William Wegman (American, b. 1943), Waiting for Dinner, 1988. Dye Diffusion – Polaroid Polacolor II. 34 x 27 ½ inches. Tampa Museum of Art, Bequest of Edward W. Lowman by Exchange, 1989.040. © William Wegman 2019

A staged photograph can take many varied forms, which accounts for the visual diversity in Tableau and Transformation. It may literally reference the proscenium stage as Eileen Cowin’s Untitled (The Bathers) (1987) does, with its freeze-frame dramatically posed figures and deep green velvet curtains at stage right and left. Still lives, composites, and portraits can all be staged. There are narratives and nudes, altered polaroids (Lucas Samaras), and straightforward photos of Weimaraners (William Wegman).  Even landscapes that are simply reporting on the scene before the camera, such as the trio of photos by Joel Sternfeld, feel staged, like scouted locations, sets that are awaiting their actors. The sheer diversity of possibility of staged photos, or unstaged photos that feel constructed, leads to an almost infinitely open theme. The TMA has strong holdings in 20th century photography and this is an opportunity to see some of its most important objects in that part of the collection. 
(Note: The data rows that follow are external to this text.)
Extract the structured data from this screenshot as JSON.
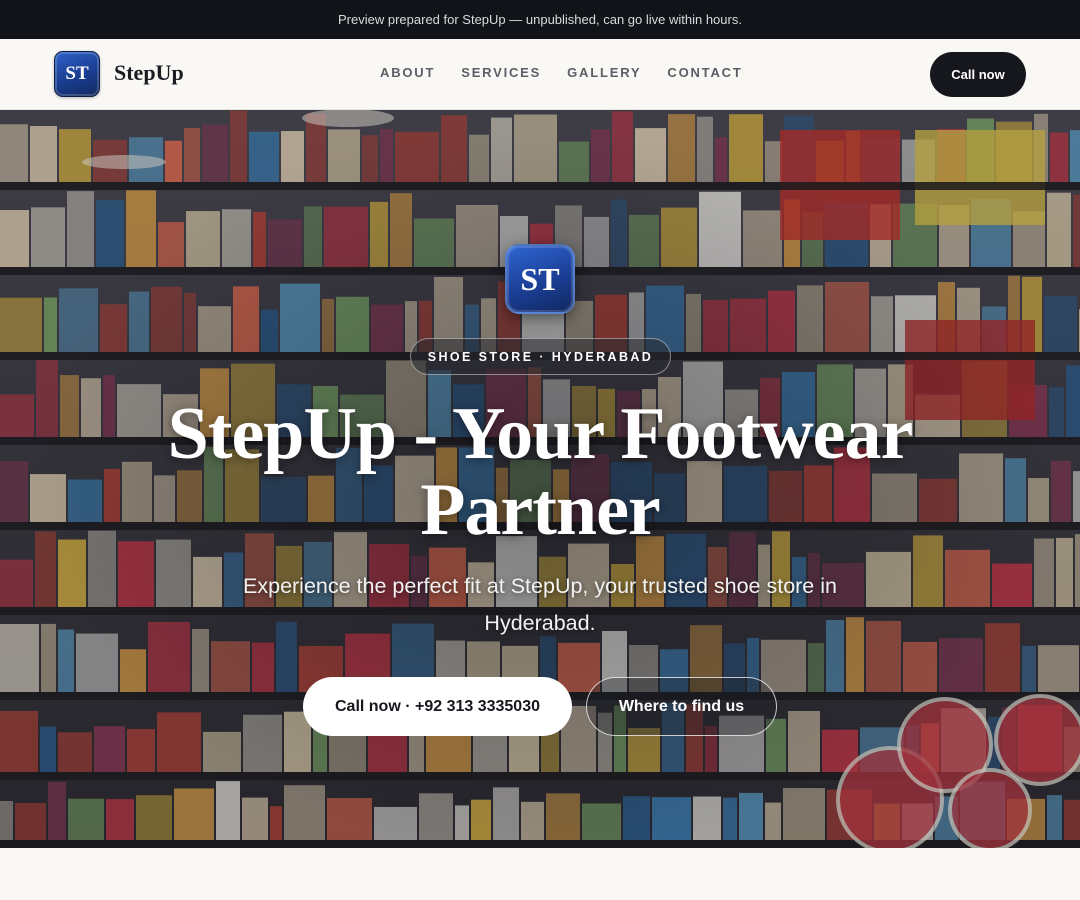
{
  "preview_bar": {
    "text": "Preview prepared for StepUp — unpublished, can go live within hours."
  },
  "header": {
    "logo_initials": "ST",
    "brand_name": "StepUp",
    "nav": [
      "ABOUT",
      "SERVICES",
      "GALLERY",
      "CONTACT"
    ],
    "cta_label": "Call now"
  },
  "hero": {
    "badge_initials": "ST",
    "tag": "SHOE STORE · HYDERABAD",
    "title": "StepUp - Your Footwear Partner",
    "subtitle": "Experience the perfect fit at StepUp, your trusted shoe store in Hyderabad.",
    "primary_button": "Call now · +92 313 3335030",
    "secondary_button": "Where to find us",
    "background_image": "store-shelves-photo"
  },
  "colors": {
    "preview_bar_bg": "#111318",
    "header_bg": "#f9f8f5",
    "button_dark": "#15171c",
    "logo_blue": "#1a3d8f"
  }
}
Contemporary Performance at FMoPA features works from world-renowned photographers like Cindy Sherman (also represented in Tableau and Transformation) and Deborah Willis as well as emerging artists who matriculated locally, Becky Flanders and Selina Romàn among them. It is a tactile, sensory exhibition. The photographs within share vibrant color palettes and an insistent focus on the human figure. It, too, is comprised of photographs that are created in the directorial mode, though unlike Tableau and Transformation, it is more narrowly focused on narrative suggested by the actions of the people in the frame. 

The title, Contemporary Performance, will clue some viewers in to what they may expect in the exhibition, though it is a reference that may resonate only with art-world insiders. Guest curator Kalup Linzy is himself an internationally significant multidisciplinary artist (most notably performance, music, and video) who took his MFA at USF in 2003.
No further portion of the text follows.